By comparison, a big data analytics platform like Vertica has features like this that work together as a package. You can deploy storage and manage resources with the management console or directly in SQL for some operations. Resource pools can be configured and tuned for workload management. You won’t have to move data out of Vertica if you want to do machine learning – it runs right within SQL database you’re already running.
External DataIf you have some data on HDFS, you can analyze it in place, or JOIN it with your Vertica database. It really takes a lot fewer solutions and much less code to handle most of the process of big data analytics. There are four key reasons why you might want to use external tables matter in your company:
• Data Science – Now you can use the Vertica engine to explore data and uncover the goal without having to move the data to the database.
• JOINing External Data – You can gain additional insight by creating JOINs between your Vertica data warehouse and data that is sitting untapped in Hadoop. For example, users can leveraging Web logs to gain additional customer insight, use sensor and IOT data that is sitting externally for pre-emptive service, or track the success of marketing programs by joining data with your data warehouse.
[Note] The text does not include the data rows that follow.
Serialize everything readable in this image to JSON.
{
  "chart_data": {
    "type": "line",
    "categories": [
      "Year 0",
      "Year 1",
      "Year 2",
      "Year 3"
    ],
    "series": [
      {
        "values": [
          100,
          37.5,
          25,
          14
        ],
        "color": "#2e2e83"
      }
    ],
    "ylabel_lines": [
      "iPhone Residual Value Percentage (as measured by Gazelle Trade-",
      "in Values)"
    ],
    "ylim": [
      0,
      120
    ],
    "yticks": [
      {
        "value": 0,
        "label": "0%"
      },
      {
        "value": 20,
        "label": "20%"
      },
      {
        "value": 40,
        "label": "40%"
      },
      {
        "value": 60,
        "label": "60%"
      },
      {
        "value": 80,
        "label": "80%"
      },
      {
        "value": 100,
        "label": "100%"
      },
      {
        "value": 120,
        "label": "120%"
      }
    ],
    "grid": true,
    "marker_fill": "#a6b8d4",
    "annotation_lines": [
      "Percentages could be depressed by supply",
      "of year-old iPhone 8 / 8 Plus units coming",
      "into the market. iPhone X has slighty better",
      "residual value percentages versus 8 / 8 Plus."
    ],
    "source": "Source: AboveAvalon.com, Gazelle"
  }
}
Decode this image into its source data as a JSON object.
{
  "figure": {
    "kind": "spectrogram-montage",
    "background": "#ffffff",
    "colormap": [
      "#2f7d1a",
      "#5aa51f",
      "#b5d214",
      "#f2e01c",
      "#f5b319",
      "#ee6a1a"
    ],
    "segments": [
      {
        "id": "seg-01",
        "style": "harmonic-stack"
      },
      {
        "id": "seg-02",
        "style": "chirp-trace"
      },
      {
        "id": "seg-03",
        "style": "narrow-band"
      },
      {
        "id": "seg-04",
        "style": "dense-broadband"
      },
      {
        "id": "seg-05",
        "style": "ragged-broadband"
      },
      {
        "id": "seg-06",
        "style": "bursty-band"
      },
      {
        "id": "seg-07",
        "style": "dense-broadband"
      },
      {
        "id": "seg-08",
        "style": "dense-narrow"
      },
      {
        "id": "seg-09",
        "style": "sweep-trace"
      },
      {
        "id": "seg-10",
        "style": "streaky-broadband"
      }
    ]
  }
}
• Training Machine Learning Models – A common practice is to move data, or subsets of data, from the data warehouse into Apache Spark to train your machine learning models. However, using Vertica’s External Tables feature and built-in machine learning capabilities, you can train your models with huge amounts of data and get more precision on your models.
• Information Lifecycle Management – After your hot data cools off, a common practice is to move your data off to lower-cost storage in support of information lifecycle management. Now, with our Parquet WRITE capabilities, you can move cooler data out of Vertica into Hadoop or the Clouds and still analyze it with Vertica using External Tables.
External tables are offered a highly discounted price per/TB, thus making it extremely attractive. The per/TB list price on a perpetual license for externally stored data is now 25% of data stored in native Vertica format. This discount applies to data stored in Parquet or ORC format when stored in Hadoop or S3.
Making the best of your Hadoop DataHadoop was marketed as a potential replacement for the data warehouse. Hadoop and HDFS have their place in data management and the information lifecycle, but at least today, right now, it’s not about replacing the data warehouse. The place for HDFS and Apache Hadoop is the data lake. HDFS is a power place to tier data, keep a copy of it without losing access to it for analytics.
You can use your Vertica installation to leverage external tables in both Hadoop and the clouds to perform data science, boost the insight of your normal business intelligence and train your machine learning models. Further, if your Vertica data starts to age out, you can tier it off to HDFS or the cloud for cost savings and efficiency, but maintain access to it for analytics.